After area 2 is filled in, you can press the Apply button, returning to the main SVERDYSH-HTML Editor window, and then continue coding (the entire project!) in the body area without using area 3 at all! Because the main Editor window is much more spacious than area 3, you may find it more comfortable to work in. Basically, with filling in area 2, you have already created the navigation bar, which is the main reason for using automatic creation index page at all! This is a very strong argument for this idea (i.e. is not to use area 3 whatsoever, leaving it blank).
C. Area 3 (optional)

Area 3 is called "Write page contents".
This is the body area, the contents of which will show up in browser
and where you for example placed "Hello, world!" text in Chapter1.
As you can make sure, there is already (as an example) some text in body area.
Area 3 is meant only for entering headings and limited quantity of text. But it is not meant for proper coding, because it does not even contain proper controls for this.
What is special about this window is that, getting from one line to the next is done by clicking your mouse and putting cursor there rather than just pressing Enter button of keyboard like you do elsewhere.
To code line break, you should press button Break at the bottom.
Also at the bottom, there is button "Delete" which will clear all the text in body area.
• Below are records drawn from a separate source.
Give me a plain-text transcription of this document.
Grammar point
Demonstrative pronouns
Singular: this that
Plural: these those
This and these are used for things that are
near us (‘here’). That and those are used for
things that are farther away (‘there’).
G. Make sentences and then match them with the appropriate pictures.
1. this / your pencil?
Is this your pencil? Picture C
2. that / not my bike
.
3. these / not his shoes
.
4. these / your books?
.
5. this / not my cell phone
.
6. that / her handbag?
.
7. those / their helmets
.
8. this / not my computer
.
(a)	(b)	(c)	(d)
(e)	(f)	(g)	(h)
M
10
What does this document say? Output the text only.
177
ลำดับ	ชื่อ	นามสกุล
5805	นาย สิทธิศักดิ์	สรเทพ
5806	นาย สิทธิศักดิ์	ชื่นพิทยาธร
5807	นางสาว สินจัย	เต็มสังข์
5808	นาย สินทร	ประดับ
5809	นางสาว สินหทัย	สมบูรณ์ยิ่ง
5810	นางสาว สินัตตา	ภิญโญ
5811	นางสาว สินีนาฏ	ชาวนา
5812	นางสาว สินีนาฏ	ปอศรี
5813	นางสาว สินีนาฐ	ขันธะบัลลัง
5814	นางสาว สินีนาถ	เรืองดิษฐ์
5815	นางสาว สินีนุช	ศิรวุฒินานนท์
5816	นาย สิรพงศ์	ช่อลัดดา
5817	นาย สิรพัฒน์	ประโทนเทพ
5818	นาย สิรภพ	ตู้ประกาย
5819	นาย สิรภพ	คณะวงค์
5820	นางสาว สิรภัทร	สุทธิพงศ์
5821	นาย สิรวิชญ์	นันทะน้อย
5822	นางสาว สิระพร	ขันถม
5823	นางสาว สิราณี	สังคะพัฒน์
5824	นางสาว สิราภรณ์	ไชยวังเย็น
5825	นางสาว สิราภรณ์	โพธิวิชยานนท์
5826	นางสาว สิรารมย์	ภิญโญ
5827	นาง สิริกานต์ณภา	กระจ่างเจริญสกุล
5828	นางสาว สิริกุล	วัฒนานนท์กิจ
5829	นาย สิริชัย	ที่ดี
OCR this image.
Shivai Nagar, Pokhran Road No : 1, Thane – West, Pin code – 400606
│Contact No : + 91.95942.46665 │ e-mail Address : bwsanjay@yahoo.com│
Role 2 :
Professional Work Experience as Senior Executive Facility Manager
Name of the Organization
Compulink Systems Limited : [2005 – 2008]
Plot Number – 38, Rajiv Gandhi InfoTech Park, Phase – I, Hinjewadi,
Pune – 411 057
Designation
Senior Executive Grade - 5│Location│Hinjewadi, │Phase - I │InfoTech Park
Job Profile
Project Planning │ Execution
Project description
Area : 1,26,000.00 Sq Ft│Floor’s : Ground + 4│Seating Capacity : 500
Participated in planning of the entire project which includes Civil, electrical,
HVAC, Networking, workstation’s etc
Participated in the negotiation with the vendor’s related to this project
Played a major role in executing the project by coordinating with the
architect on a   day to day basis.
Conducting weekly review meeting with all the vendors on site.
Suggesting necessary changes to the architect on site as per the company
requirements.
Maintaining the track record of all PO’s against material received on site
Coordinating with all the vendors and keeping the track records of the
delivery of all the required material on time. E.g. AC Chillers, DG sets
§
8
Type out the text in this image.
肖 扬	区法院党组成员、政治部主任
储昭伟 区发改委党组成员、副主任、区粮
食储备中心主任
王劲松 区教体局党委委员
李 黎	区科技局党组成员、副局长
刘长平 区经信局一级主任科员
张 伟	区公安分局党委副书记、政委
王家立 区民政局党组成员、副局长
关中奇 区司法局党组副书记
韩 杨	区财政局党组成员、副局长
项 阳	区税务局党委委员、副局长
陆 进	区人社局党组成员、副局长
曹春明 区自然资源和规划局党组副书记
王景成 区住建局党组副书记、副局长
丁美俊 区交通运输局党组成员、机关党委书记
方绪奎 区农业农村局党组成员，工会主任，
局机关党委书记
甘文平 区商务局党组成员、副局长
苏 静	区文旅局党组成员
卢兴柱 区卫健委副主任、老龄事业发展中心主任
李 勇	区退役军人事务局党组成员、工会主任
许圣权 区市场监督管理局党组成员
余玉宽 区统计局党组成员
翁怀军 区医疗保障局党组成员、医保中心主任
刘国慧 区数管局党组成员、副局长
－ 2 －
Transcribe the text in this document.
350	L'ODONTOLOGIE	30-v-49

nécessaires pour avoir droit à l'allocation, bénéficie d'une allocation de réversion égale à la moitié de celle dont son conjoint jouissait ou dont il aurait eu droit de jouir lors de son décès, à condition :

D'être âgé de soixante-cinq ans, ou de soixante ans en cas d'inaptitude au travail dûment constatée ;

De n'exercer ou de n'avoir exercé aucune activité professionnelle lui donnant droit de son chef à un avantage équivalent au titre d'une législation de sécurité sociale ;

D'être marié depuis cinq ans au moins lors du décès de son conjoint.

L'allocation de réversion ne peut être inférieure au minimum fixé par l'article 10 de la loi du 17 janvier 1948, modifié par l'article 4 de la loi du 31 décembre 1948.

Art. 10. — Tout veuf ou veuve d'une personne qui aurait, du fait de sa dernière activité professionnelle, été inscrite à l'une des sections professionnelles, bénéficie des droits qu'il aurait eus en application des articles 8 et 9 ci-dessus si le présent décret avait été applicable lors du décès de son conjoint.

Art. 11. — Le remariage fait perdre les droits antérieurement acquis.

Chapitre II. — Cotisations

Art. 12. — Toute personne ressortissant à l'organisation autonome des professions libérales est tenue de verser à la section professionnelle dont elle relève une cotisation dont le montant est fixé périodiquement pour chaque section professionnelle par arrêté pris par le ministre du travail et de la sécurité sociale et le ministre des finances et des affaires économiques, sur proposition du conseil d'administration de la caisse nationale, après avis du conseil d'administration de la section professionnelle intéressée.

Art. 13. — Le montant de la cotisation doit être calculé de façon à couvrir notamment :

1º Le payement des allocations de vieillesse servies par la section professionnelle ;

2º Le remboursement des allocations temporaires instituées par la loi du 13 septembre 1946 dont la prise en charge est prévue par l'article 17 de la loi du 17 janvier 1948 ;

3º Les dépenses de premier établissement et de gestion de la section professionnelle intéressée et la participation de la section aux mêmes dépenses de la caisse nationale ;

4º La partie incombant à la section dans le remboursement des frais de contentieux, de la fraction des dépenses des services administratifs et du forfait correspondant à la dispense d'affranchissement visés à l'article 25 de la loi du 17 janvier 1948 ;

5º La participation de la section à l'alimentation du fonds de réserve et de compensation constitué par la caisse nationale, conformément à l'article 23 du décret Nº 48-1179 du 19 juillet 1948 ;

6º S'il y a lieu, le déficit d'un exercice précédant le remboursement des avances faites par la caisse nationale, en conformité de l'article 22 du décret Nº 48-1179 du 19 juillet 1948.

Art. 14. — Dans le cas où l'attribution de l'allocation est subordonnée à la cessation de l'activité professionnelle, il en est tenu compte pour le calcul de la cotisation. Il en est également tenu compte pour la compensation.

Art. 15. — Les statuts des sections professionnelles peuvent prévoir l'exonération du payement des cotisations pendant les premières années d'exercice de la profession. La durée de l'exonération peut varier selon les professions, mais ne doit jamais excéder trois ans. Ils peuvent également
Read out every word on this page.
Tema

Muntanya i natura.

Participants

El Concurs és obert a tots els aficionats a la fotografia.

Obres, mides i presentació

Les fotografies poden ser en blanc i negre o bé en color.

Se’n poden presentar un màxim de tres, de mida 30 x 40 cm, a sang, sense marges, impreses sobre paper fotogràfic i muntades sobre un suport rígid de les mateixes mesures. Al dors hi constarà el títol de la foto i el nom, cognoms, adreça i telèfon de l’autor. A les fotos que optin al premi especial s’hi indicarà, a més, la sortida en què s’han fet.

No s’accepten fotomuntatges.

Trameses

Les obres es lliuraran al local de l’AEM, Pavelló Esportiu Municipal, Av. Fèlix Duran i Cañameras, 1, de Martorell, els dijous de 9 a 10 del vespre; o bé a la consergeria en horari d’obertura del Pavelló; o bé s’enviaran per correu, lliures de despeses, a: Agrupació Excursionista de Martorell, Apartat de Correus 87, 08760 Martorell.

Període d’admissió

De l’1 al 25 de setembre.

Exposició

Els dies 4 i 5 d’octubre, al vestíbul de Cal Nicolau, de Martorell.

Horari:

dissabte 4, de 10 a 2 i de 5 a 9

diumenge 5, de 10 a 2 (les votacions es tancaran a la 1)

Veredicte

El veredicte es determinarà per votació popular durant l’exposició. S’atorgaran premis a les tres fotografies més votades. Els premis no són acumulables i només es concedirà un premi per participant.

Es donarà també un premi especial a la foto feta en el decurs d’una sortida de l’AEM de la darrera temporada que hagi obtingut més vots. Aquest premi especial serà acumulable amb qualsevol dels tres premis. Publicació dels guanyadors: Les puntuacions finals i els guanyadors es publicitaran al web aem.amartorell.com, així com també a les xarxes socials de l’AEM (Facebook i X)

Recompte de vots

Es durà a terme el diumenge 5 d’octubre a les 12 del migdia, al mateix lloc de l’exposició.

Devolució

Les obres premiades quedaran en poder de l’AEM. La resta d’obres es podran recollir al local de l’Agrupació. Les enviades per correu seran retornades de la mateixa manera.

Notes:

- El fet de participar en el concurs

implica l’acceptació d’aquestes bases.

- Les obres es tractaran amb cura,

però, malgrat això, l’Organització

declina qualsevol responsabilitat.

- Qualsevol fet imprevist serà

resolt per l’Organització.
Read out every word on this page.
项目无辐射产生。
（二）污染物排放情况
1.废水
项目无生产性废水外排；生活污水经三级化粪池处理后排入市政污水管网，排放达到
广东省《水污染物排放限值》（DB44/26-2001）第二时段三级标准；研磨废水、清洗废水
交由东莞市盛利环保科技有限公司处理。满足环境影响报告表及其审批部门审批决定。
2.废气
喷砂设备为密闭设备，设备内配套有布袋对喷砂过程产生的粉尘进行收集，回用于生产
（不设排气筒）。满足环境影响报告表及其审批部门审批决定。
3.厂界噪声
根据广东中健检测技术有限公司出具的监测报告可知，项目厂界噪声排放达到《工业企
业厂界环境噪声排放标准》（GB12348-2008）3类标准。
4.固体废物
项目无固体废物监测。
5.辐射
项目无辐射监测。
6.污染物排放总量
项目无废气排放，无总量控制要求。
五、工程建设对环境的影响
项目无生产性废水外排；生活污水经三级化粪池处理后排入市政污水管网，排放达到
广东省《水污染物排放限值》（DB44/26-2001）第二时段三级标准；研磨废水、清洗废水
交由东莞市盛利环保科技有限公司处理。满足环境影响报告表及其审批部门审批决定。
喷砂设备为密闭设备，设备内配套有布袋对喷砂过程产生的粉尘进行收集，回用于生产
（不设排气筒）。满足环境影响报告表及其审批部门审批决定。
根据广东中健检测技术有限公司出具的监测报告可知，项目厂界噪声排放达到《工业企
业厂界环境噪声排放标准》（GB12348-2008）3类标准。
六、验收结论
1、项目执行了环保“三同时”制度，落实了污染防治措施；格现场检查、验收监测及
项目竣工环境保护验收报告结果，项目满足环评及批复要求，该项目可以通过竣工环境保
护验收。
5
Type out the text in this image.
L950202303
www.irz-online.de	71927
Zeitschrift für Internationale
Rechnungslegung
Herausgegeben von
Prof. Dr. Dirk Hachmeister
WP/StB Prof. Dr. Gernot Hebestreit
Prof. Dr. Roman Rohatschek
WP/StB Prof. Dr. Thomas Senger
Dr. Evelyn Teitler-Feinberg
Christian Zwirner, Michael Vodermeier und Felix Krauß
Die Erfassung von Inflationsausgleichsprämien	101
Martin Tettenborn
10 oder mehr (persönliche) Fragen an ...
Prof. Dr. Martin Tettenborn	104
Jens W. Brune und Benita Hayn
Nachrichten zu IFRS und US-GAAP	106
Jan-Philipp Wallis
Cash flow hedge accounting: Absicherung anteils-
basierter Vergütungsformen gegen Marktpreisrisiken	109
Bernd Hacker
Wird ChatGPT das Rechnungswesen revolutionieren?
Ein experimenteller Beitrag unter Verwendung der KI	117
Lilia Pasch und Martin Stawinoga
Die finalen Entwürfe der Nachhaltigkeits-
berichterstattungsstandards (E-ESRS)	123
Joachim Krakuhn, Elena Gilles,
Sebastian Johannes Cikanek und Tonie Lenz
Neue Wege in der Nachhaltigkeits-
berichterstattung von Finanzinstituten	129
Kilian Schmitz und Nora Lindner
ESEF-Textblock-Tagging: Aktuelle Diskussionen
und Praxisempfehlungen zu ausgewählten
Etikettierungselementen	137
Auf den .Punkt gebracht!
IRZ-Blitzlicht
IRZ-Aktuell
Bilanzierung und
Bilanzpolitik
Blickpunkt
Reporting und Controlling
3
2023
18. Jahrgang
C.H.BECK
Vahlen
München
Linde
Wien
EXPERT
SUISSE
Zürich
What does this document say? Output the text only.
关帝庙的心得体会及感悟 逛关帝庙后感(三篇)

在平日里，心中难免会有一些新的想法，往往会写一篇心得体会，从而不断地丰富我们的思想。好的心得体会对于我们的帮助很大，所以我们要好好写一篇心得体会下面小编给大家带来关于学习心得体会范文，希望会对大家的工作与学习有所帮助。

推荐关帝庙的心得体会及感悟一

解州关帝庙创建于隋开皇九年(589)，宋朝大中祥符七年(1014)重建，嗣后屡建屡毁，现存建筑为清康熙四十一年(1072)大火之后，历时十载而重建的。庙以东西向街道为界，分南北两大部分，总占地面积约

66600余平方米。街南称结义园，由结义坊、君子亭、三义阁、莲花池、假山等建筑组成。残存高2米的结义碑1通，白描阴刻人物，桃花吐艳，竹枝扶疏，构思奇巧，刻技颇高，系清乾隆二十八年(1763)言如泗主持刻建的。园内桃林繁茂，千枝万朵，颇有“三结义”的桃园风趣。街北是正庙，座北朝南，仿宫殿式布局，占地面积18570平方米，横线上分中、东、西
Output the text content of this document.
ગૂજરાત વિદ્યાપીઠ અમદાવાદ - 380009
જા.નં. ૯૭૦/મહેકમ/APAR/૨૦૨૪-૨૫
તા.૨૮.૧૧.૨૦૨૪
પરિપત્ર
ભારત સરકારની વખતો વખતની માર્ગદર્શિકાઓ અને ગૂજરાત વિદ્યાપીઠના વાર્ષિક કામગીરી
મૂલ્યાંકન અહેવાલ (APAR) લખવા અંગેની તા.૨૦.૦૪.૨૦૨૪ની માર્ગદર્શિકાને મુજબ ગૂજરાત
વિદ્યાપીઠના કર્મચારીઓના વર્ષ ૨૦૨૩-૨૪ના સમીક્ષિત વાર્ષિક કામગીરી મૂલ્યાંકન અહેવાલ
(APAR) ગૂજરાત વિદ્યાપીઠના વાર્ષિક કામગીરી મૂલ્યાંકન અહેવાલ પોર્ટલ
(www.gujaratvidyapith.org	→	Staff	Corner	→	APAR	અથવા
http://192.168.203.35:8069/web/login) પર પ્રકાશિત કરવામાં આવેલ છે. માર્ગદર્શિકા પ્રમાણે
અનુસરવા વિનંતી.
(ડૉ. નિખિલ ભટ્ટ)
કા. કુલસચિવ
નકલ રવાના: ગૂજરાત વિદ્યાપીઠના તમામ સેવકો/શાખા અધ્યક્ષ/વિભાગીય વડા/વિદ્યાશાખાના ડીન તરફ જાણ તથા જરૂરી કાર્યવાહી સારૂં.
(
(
That's how the filled in dialog looks (fragment):

D. Now press the Apply button

After all the necessary boxes are filled in, it's time to press the Apply button.
The dialog disappears and you find yourself in the SVERDYSH-HTML editing area where the dialog has left a lot of newly created code.
In the main area, we have formatted the text entered from Area 3 and added a hyperlink to the last line.


E. View it in browser

We are very close to the end of this chapter, it's time to press the Test button and enjoy the result.
You will see on the page the navigation bar (at the top) with hyperlinks divided by pipes, then three lines of text, and (below) the hyperlink to

F. Last but not least

You can turn this horizontal navigation bar into vertical one to place on the left or right-hand side of the page. This transformation will need of course some change of the code, which is very easy to do. In the long run, the code you've got is meant to build upon, it's not a dogma.
Also, you could paste the vertical navigation bar (or horizontal!) to the child pages, since by default child pages, which you are to create in Chapter 4, do not have navigation bars whatsoever (they basically contain only a link to home (i.e. index) page and a horizontal rule at the top). Many of your clients will prefer to have navigation bars on all pages of the website (and for good reason!).
One way to create a vertical navigation bar is to make a one-column table with 14 rows. And into each row you can place one hyperlink from the horizontal navigation bar. The table will keep them together.

Note: you can find some examples (and ideas) of creating vertical navigation bars in Frames menu.

One more idea. You can use this index page module for creating all of your child pages without resorting to the special child page making facility which will be covered in Chapter 4.